Über den Goldenen Bücherpiraten:
Der Goldene Bücherpirat wird an Nachwuchsautoren vergeben, die maximal ihr drittes Kinderbuch vorgelegt haben. Die Auswahl erfolgt durch eine Kinderjury, die sogenannte Autoren-Entdecker-Gruppe, die Ihre Entscheidungen anhand des reinen Textes ohne Buchcover oder Illustrationen trifft. Um sicherzustellen, dass keinerlei Beeinflussung durch Erwachsene erfolgt und es tatsächlich eine Entscheidung der jungen Leser ist, dürfen die beteiligten Erwachsenen die eingereichten Bücher nicht lesen.
Die Autoren-Entdecker  hatten die Wahl aus 18 Neuerscheinungen deutscher, österreichischer und schweizerischer Verlage. Neben Ein Krokodil taucht ab gelangten noch Scarry Harry – Von allen guten Geistern verlassen von Sonja Kaiblinger und Paula und die Nacht im Papiergebirge aus der Feder von Thomas Heinemann  in die Endrunde. Der mit einem Preisgeld von 1.000 Euro ausgestattete Goldene Bücherpirat wird in Form eines Piraten-Fernrohrs an die Autoren überreicht.

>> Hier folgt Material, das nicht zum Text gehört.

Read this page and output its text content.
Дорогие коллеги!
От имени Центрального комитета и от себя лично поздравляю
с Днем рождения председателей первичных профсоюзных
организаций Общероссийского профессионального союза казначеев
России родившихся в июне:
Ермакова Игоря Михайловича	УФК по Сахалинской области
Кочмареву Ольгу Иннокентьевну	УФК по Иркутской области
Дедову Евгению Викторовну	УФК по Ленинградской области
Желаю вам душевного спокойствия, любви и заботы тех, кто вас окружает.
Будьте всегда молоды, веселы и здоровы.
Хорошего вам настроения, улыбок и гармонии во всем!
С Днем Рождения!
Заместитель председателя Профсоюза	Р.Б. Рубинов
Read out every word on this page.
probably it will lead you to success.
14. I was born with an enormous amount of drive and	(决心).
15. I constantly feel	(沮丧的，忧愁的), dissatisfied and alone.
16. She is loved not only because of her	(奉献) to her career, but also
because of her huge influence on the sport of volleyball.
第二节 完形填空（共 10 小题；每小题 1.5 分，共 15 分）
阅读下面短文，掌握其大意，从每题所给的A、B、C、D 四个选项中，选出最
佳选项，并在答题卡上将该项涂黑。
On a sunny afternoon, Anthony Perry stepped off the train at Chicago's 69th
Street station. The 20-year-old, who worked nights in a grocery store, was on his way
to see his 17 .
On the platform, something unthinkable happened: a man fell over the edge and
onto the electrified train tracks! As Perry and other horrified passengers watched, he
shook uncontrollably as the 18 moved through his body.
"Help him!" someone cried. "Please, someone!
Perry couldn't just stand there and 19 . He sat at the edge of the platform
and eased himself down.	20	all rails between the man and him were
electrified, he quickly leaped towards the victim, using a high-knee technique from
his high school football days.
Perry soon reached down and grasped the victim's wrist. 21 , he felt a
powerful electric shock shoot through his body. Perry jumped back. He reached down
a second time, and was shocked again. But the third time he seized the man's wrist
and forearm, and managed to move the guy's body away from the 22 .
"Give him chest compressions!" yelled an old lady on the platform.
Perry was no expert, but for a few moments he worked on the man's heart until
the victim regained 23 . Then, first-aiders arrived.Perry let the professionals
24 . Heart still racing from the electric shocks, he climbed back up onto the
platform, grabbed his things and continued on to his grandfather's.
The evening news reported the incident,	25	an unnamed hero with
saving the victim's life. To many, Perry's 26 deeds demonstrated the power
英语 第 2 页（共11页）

Der 2002 in Lübeck  gegründete Verein Bücherpiraten e.V. ist nicht zuletzt auch durch die Beteiligung seines Leseclubs beim Preis der Jugendjury des Deutschen Jugendliteraturpreises überregional bekannt geworden. Er bietet vielfältige Projekte rund um Lesen, Literatur und Schreiben für Kinder und Jugendliche.